Some walking barefoot.


Walking under ever darkening skies. Soon after this image was taken, it started to pour.


Day 2: I joined the yatra at Lalbaug. Here Medhatai addresses the people...


... to an enthusiastic response.


Sangharsh Yatra!


Yes, this kid marched all the way. A country where children have to fight for rights to their homes (or lands as in Orissa) has much to answer for...


This one kinda 'marched' all the way too!


Ah smiles! I envy the photographer... was it Javed?




'Zameen and zameer bechna band karo'




Yes, it does get tiring, walking all day.


Vada pav- quick snack break.


Walking by the side of the road, so as to not disrupt traffic. The procession walked in a long queue of twos through the narrow streets of Golibar, and by the side on the main roads.


Walking, accompanied by the police.


The tireless Medha Patkar.


Informing the people along the way...


Keeping the NAPM flag flying high.


I had messaged a friend to get directions to Lalbaug, and he mentioned he was driving past the very area. So I asked him if he had seen the procession, so he could give exact current location. "No, flew over them all, I guess... With the new flyover.' Prophetic words, I thought to myself.


Md Ali Road. This is where a man walked up to me and asked if she was Medha Patkar. 'Heard of her, never saw her before.' he smilingly said.


Passers by stop to listen.






VT Station


Negotiating with the Police.


There were barricades near the VT station to prevent the yatra from proceeding towards the Mantralaya.


So the people went to Azad Maidan instead...

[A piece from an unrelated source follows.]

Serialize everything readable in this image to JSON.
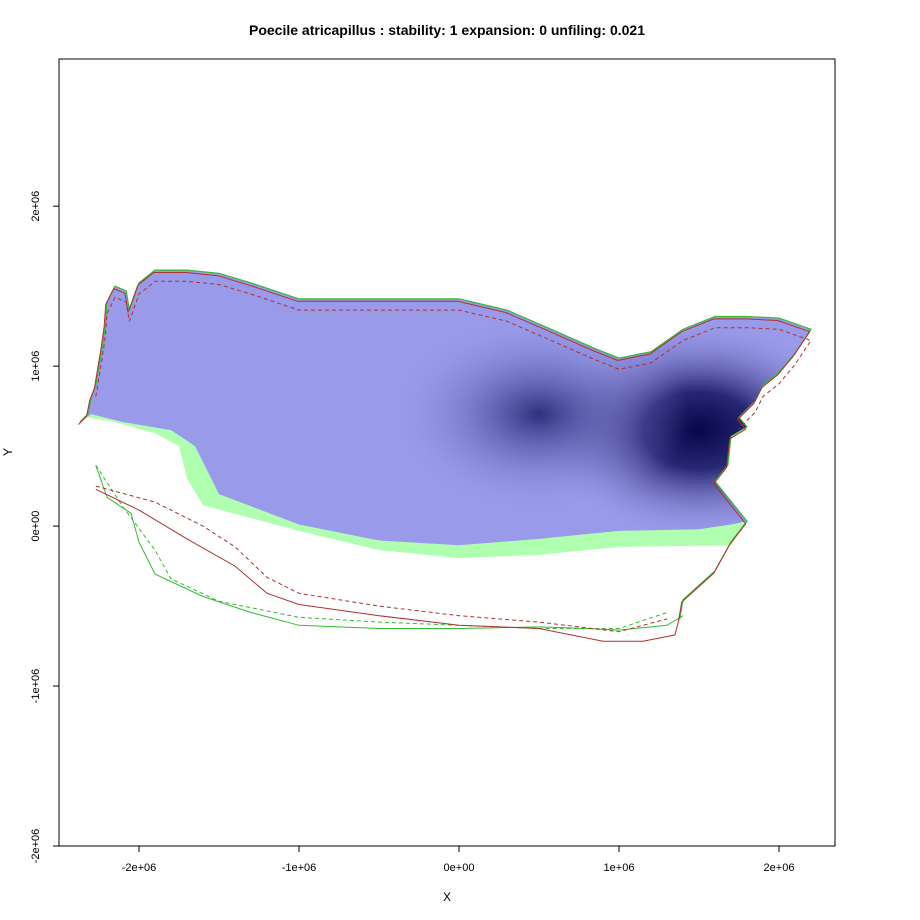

And sat there in protest while Medha Patkar and few other representatives of the people went to have a word with the CM.

6 comments:

Kaevan said...

The people's revolution is something I have been waiting 10 years for, now. In 2001, i used to drive from Dadar to VT using P D'Mello road (don't know if you have travelled on it - the dockyard road that starts from behind GPO all the way to Wadala station). The road then used to be lined with slums all the way through. As the cars zipped by uncomfortably close to their homes (outside which little children used to play), the thought often occurred to me that all it would take to spark off a revolution would be for one of the slumdwellers to throw a stone at one of the cars in frustration. It was so easy, I wondered why it hadn't happened yet. Maybe, it was because the slum dwellers did not see themselves as have-nots all their lives. They saw opportunity in Bombay, and felt they could be in cars too one day. Ten years later, though, I'm not so sure. As buildings get taller, the cars get plusher, and the chasm between the rich and poor widens visibly more, and as slums sprawl further and encircle the city, the revolution might just be at hand. All it needs is a spark and some sustenance.

poosha said...

My thoughts precisely... There's only so much the people will allow themselves to be pushed before they begin to realise the injustice of it all and become aware of their own power and start to demand some accountability.
Also, there are many issues here that need to be debated. Such as a vision for Mumbai, which our politicians don't seem to want to engage in. The city is expanding at a maddening pace, and current infrastructure can barely keep up. How do they expect to keep the city functioning with all the extra demand that is being generated everyday, in the form of more housing, more malls, more roads, more flyovers... its bizarre really. There's a shortage of water already, the sewer system can't keep in the monsoon, electricity is diverted from the rural areas to Mumbai regularly (to light up malls and billboards?!), roads are choked, public transport is dismal AND there are thousands coming to the city everyday. Having said that, its every Indian citizen's right to pursue opportunity wherever it presents itself. So really these are matters that need to be looked into holistically, and addressed at multiple levels...

poosha said...

*sewer system can't keep up
*electricity is regularly diverted away from agriculture

poosha said...

So you think the people's revolution is here, Kev?

Kaevan said...

It isn't. But I love it anyway. It won't achieve anything. But then, neither do revolutions. They just replace one class of oppressor with another.

poosha said...

Wow, you're an optimist! :)
But as far as this 'revolution' goes, we're much in agreement. Hence the silence.